NON-SEPARABLE BLOCK 9-BIT FAULT RESISTANT SINGLE ERROR CORRECTION CODES

Abstract

With the rapid development of digital telecommunication technologies, the usage of new methods to increase the speed and reliability of data transfer is becoming more relevant. Examples may include data encoding based on the artificial introduction of redundancy and enabling the receiving side not only to detect data distortions but also to form correct values. The separable codes (for example, the Hamming codes) are inferior to non-separable error correction codes in speed. But the increase in the speed of data transmission requires utilising complex, multipoaitional algorithms for searching maximal codes.
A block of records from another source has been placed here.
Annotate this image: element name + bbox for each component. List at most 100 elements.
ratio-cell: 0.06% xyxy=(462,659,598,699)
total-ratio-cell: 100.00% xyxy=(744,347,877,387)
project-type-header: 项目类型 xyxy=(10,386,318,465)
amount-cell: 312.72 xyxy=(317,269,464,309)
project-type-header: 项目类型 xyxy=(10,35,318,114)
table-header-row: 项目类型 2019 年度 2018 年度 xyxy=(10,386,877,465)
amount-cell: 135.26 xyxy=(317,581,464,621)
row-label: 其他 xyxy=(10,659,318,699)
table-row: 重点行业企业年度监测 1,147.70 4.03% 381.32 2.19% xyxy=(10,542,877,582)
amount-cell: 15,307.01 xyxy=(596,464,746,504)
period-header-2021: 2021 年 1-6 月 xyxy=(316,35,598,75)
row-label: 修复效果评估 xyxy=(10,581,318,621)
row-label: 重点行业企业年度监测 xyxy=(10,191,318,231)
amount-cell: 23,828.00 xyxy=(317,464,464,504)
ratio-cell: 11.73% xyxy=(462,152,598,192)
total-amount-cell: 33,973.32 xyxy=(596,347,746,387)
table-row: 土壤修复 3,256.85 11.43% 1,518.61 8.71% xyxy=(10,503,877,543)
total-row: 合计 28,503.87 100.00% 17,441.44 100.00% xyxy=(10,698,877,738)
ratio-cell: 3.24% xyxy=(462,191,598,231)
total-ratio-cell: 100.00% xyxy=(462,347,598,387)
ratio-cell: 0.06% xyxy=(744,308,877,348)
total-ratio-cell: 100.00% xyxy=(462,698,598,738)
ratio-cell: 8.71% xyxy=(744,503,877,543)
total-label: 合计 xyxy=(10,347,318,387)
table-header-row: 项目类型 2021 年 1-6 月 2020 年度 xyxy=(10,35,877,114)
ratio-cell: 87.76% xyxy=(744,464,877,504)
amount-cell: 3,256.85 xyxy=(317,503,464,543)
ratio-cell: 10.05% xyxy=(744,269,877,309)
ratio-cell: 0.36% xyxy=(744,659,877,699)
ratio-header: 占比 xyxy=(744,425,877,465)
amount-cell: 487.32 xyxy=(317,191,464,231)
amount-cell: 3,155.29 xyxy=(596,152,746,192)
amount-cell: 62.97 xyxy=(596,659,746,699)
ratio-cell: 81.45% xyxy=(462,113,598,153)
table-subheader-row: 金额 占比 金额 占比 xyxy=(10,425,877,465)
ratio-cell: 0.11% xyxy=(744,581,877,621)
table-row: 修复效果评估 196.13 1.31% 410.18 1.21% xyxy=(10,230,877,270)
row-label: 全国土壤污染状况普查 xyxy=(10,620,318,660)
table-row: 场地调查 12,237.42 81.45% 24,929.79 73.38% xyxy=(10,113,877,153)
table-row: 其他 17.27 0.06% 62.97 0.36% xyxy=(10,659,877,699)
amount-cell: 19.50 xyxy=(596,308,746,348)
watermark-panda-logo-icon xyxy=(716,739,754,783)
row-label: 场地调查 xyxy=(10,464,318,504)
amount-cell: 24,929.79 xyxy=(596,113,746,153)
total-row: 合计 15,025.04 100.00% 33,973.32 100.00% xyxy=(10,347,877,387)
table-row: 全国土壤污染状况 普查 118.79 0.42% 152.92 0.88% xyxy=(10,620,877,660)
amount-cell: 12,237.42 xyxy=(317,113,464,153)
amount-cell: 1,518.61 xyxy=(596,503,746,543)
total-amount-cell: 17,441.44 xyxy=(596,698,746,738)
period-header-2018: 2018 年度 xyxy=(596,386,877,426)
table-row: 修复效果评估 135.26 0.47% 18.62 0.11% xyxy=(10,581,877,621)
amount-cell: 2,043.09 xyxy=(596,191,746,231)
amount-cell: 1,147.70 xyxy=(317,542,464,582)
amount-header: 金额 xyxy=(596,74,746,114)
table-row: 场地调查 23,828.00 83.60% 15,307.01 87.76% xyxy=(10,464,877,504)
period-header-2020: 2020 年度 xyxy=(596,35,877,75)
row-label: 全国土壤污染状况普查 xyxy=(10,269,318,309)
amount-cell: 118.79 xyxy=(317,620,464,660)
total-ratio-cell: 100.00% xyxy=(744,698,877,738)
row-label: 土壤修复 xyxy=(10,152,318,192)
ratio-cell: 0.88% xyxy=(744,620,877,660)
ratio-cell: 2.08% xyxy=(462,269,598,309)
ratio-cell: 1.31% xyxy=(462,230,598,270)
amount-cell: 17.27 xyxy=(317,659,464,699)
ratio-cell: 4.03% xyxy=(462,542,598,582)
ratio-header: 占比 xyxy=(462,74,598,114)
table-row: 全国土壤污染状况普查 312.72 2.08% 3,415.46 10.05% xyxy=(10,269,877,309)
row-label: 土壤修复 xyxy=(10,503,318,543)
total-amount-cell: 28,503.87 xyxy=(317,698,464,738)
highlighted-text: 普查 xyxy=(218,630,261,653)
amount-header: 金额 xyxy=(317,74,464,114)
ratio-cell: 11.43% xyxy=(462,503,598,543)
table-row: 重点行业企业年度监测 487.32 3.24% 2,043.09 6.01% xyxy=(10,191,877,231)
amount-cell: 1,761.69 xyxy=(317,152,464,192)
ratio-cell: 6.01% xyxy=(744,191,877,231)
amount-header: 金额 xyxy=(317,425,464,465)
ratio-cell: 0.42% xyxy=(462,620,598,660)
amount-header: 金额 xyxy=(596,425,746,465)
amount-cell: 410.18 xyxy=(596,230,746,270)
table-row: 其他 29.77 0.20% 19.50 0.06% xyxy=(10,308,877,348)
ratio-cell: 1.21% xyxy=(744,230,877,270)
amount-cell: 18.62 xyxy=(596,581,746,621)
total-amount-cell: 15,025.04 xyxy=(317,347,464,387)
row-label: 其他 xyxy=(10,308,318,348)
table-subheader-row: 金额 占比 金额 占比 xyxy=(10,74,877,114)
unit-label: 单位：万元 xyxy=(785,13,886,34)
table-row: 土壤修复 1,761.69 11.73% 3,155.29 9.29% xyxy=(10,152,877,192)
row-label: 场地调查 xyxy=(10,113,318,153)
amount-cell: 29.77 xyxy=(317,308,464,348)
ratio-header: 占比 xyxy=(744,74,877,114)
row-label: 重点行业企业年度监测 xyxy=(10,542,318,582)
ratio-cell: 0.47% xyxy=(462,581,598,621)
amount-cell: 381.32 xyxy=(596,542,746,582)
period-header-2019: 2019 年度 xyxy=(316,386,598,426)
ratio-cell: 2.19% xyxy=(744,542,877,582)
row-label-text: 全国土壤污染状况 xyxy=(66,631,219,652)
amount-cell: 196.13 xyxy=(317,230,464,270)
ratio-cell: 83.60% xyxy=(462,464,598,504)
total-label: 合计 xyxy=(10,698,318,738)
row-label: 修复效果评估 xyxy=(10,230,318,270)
This leads to an increase in the time of static proof codes determination compared to separable codes, although the speed of data transmission in operation is increased as well, having identical capacities for fault resistant.  Technology is proposed that is based on using 9-bit non-separable codes and the encoders/decoders for them, factoring in the fact of absence of the generalised theory of building them. Factoring in the aspects of specialised devices implementation based on an integral technology, the usage of FPGA technology is the most opportune.  For practical implementation of universal encodecs/decoders for 9-bit non-separable codes, an approach is proposed utilising FPGA that can be configured to any of these codes with any decimal numbers (the non-separable codes do not contain informational and test parts). Such properties of non-separable codes enable increasing the transmission speed of BCD words. Additionally, the obtained results could be a basis for the further development of a theory and practice for employing the block inseparable codes when the block size increases and it is a reassuring factor as for the analysis of non-separable codes in case of two or more errors correction.